From Foster Care With A Purpose

A family helps a young boy learn to ride a bicycle outdoors.

Sisters in the Wind: Indigenous YA Thriller Centers a Former Foster Youth and the Power of ICWA

Bestselling Ojibwe novelist Angeline Boulley returns this fall with Sisters in the Wind, a young adult thriller that places a former foster youth at the heart of the action while spotlighting the stakes of the Indian Child Welfare Act (ICWA). The story follows Lucy Smith, an Ojibwe teen whose childhood is shaped by a carousel of placements before she begins, as a young adult, to reclaim safety, culture, and kin.

Told across two timelines and set in Michigan, the novel tracks Lucy’s past flight from people who harmed her in care and her present-day work supporting ICWA—the federal law designed to keep Native children connected to their families and tribes. As Lucy navigates threats old and new, she’s pulled into a high-pressure case that tests whether systems will honor tribal sovereignty or repeat the mistakes that sever children from their communities.

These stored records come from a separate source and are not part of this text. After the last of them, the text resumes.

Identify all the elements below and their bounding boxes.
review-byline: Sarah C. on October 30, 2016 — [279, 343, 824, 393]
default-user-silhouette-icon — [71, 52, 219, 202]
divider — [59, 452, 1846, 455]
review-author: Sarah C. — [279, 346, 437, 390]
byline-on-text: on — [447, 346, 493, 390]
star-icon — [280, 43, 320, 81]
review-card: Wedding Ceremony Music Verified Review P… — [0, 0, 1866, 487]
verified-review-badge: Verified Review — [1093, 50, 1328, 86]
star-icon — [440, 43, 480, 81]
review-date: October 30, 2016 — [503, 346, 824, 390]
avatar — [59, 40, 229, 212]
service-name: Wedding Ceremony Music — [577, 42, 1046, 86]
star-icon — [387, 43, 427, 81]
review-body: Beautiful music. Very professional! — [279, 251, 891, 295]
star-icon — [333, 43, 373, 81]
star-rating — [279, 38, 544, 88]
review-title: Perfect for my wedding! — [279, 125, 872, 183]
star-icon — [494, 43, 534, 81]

Boulley aims to show the difference between what happens when ICWA is ignored and when it’s implemented as intended. Rather than lecturing, the book uses a fast, propulsive mystery to reveal how caseworker decisions, court rulings, and everyday biases shape a child’s life. Along the way, readers encounter the familiar realities foster youth often describe—sudden moves, disrupted schooling, and the small humiliations that linger—set against the healing force of culture, language, and extended family.

Lucy’s journey is grounded in community: aunties who refuse to give up on her, peers who understand the scars of care, and tribal leaders working to protect the next generation. As the plot tightens, Sisters in the Wind argues that belonging is not a luxury but a lifeline—and that public policy has human faces.

The novel also lands in the long shadow of recent legal battles over ICWA, giving teens and adults alike a story that reframes headlines through one girl’s fight to be seen as family, not a file number. For readers outside child welfare, it’s a page-turner with heart; for those inside the system, it’s a reminder that the choices made in offices and courtrooms echo for years.